Update 15:45 The high court in Aargau has ruled that Daniel H should spend life in prison, overturning earlier lower court judgement
BERN / ZURICH, SWITZERLAND – The March 2009 murder of schoolgirl Lucie T shocked Switzerland, after the au pair from Fribourg died at the hands of a man who met her at the Zurich train station and convinced her to go to his apartment not far away in canton Aargau.
The case drew attention not only to inadequacies in the Swiss system at the time for alerting the public promptly when young people who go missing, but also to the problem of surveillance of convicts who are freed on conditional terms. The family in early 2010 sued the cantonal prison service in Aargau.
Thursday 18 October Daniel H, age 29, the convicted murderer, is appearing in an appeal before the supreme court of canton Aargau, which will consider changing his 20-year “life” sentence to the tougher “perpetuity” sentence, where there is no possibility the man will be freed. The court will review whether he should be found guilty of not respecting the dead, for abusing the girl’s body.
Ed. note: RTS carries the story and considerable background on the case.
Daniel H was found guilty of the first-degree murder of Lucie, in February 2012, but his lawyer argued attenuating circumstances: he had been abused by a friend of his mother’s when he was 11 years old. The lighter sentence allows the possibility of Daniel H eventually being freed after following years of intense therapy. He turned himself into police and confessed to the murder several days after Lucie disappeared. He told police he wanted to return to prison.
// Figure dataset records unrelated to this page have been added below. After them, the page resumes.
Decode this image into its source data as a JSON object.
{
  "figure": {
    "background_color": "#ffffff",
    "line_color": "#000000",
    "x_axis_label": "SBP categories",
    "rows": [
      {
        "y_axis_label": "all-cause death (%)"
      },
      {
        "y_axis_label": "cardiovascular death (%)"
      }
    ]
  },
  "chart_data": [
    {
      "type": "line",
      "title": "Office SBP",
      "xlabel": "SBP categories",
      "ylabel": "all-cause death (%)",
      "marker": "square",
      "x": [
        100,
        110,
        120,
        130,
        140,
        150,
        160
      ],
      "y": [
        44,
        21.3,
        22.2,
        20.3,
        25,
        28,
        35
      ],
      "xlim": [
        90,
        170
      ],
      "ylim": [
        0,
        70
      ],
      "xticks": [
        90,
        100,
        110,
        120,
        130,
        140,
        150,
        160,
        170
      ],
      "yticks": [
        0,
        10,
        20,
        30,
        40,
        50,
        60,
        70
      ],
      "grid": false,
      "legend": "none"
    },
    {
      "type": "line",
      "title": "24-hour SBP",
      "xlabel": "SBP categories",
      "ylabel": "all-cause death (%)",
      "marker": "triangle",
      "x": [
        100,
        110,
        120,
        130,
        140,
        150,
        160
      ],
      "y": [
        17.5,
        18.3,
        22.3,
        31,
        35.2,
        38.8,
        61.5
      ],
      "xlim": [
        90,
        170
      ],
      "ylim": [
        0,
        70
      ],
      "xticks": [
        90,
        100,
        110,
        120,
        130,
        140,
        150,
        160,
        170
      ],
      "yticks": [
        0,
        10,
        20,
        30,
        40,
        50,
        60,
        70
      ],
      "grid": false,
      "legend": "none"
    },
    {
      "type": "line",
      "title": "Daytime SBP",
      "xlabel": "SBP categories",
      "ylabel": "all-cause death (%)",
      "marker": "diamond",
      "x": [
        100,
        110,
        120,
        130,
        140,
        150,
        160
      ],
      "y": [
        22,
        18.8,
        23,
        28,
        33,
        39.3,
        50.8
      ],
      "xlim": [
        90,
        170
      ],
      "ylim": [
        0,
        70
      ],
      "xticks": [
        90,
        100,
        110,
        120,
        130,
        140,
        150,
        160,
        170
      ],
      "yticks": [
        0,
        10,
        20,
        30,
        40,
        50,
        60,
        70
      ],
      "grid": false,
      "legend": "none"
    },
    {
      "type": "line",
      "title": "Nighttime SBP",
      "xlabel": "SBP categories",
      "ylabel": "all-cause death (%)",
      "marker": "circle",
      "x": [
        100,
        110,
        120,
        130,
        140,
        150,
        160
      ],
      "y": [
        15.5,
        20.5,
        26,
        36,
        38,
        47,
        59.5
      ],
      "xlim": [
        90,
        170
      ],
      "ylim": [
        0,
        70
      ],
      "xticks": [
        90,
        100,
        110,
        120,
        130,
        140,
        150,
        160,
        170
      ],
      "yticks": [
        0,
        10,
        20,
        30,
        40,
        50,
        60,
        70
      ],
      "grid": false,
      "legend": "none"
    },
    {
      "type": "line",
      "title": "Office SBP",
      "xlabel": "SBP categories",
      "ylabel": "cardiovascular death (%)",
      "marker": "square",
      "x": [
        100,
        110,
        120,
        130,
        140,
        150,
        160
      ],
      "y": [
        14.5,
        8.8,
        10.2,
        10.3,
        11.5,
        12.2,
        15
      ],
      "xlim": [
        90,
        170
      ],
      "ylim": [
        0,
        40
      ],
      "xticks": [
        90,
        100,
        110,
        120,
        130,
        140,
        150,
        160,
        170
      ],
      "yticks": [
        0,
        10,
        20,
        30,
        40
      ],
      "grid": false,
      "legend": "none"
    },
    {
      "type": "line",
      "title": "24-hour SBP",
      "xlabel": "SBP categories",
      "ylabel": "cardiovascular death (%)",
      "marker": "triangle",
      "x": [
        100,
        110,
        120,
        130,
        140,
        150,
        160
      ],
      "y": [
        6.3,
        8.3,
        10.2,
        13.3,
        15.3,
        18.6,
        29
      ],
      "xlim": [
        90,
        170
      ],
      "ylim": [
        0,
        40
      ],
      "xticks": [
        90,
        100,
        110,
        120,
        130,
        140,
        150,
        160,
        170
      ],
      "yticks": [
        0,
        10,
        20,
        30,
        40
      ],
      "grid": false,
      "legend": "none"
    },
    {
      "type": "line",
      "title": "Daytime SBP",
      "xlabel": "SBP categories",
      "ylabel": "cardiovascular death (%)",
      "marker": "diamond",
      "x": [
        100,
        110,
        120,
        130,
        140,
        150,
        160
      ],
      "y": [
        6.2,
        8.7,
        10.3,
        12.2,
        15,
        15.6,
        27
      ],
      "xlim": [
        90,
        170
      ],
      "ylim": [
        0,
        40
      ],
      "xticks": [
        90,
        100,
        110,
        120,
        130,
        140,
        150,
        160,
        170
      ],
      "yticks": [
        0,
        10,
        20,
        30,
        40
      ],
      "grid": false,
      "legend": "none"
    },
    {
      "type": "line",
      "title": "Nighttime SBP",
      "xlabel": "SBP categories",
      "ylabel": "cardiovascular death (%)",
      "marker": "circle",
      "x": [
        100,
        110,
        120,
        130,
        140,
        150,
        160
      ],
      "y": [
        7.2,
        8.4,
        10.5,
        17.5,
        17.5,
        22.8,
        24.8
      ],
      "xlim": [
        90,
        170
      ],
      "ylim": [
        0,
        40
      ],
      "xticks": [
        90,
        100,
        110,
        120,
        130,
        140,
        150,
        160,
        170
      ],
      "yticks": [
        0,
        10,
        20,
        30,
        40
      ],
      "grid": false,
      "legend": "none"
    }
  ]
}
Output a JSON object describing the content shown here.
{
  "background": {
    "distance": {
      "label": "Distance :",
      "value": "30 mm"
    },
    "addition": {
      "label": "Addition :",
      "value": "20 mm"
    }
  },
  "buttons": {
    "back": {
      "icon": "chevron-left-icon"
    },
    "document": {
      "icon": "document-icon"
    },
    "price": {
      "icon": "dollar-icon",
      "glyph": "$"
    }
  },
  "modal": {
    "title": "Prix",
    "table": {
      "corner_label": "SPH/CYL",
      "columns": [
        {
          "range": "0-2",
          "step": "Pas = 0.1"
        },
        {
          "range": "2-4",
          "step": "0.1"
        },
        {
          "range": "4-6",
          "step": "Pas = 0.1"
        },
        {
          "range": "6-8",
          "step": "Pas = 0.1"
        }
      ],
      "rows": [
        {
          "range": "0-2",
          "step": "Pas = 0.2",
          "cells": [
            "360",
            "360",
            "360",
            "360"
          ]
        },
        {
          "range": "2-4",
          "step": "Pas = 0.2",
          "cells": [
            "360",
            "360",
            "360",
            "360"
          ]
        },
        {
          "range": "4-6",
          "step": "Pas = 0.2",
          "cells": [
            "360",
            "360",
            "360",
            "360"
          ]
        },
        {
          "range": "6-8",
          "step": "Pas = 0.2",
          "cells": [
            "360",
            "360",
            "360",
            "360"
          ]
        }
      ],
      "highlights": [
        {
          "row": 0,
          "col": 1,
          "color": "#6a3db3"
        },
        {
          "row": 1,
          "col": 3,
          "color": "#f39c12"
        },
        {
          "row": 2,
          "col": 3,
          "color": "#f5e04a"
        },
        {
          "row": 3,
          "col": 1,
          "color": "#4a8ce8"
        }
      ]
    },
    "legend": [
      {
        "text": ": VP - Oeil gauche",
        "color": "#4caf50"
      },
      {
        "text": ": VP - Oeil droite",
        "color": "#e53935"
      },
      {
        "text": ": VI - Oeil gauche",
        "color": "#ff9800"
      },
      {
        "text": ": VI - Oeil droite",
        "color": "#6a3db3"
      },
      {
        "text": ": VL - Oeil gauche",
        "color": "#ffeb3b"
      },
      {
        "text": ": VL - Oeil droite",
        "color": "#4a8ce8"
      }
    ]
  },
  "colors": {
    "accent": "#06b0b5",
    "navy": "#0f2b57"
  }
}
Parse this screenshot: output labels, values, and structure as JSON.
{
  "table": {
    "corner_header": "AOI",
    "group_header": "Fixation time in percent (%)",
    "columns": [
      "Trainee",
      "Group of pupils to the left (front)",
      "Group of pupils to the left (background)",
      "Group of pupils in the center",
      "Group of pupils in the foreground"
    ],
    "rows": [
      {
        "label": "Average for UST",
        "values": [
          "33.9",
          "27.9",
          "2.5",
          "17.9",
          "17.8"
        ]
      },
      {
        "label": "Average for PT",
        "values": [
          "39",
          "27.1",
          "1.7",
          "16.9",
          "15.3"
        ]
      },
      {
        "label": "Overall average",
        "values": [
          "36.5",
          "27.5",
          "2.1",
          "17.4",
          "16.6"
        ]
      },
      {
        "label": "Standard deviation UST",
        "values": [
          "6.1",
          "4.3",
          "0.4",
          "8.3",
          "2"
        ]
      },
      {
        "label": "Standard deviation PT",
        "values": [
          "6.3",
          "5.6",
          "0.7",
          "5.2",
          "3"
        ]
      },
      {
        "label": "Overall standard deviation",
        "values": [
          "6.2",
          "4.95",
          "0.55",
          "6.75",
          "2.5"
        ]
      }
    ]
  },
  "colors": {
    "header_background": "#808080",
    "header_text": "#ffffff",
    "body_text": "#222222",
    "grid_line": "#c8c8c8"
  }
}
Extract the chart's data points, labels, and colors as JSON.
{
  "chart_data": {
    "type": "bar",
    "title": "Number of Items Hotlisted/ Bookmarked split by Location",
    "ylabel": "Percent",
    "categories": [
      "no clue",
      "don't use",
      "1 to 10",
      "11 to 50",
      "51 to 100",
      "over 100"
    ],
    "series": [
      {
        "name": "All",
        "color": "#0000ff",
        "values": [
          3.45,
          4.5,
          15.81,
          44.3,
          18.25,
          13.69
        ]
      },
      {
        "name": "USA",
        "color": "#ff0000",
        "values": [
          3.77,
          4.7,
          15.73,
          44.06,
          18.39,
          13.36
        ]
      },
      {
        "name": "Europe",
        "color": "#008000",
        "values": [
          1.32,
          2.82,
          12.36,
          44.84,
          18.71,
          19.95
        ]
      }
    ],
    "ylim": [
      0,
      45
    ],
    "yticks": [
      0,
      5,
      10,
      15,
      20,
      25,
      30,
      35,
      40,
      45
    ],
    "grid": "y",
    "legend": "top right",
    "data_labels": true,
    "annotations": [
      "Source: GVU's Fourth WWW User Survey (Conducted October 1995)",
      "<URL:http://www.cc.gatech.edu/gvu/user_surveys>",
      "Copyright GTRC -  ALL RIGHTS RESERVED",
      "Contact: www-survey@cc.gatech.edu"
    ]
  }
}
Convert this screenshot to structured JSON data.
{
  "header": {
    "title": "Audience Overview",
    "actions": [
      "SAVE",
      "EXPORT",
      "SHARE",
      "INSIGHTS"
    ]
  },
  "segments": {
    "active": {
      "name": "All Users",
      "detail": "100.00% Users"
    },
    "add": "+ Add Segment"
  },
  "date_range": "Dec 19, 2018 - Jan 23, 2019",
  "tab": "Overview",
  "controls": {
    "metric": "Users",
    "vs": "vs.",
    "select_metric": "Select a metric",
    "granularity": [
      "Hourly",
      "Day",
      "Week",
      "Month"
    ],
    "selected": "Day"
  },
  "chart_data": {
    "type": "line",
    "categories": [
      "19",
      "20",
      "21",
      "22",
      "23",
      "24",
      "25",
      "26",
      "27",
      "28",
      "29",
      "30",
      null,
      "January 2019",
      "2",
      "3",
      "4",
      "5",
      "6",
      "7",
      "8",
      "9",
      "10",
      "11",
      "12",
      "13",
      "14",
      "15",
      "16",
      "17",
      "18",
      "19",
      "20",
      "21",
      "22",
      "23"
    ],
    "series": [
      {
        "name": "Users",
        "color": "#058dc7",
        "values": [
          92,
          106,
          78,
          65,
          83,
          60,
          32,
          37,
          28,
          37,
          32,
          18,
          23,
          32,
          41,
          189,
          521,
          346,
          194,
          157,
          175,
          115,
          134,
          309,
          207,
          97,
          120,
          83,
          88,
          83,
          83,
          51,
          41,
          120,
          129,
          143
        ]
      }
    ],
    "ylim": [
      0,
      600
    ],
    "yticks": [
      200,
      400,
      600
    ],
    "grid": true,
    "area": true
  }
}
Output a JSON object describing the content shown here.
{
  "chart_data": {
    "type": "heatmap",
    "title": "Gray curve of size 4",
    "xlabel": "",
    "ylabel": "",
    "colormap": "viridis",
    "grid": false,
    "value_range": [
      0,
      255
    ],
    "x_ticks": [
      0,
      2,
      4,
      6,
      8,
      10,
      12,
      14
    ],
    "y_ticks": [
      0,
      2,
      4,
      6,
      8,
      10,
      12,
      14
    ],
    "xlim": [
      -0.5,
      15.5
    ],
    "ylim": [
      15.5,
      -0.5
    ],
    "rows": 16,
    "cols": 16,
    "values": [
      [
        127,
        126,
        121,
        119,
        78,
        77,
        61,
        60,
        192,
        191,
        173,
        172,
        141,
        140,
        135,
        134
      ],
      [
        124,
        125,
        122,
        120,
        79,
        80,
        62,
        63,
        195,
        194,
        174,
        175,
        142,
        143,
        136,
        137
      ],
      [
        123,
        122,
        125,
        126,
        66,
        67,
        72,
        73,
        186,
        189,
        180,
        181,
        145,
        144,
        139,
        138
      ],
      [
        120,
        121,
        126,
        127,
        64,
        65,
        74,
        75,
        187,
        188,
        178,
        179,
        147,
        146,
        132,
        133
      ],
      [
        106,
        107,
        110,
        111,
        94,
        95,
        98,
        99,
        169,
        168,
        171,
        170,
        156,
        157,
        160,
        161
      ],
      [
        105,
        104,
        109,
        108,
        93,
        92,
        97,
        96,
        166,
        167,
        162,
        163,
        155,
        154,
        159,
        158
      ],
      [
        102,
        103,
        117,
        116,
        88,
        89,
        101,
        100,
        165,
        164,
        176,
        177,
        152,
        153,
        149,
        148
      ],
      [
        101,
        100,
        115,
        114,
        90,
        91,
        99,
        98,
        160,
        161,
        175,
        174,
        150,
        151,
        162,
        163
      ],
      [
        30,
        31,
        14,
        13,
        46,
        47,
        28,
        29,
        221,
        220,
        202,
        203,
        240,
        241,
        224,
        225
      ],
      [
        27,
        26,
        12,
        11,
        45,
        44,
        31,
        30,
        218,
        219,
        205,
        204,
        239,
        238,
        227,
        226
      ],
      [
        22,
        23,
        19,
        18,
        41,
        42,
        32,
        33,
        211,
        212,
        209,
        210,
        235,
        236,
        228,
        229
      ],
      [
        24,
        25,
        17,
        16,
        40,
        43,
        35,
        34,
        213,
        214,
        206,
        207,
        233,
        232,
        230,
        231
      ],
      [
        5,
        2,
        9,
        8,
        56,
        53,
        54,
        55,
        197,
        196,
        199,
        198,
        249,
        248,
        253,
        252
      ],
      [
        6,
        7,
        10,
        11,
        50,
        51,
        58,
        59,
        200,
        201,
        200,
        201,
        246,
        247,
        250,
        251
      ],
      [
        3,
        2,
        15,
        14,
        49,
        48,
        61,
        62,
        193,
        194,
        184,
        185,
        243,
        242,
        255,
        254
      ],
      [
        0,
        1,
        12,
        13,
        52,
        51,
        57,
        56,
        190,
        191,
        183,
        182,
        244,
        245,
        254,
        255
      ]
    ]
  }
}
The murderer was earlier convicted of an attempted murder and served four years in prison before being freed conditionally in August 2008.
With a “life” sentence that is limited to 20 years, the convicted murderer could be freed after serving his time, if the court, which must reconsider his situation and re-evaluate him every year, decides that he is ready for society.
Lucie’s family said in February that it was very disappointed by the sentence given then, and it has argued for the tougher sentenced to be handed down today.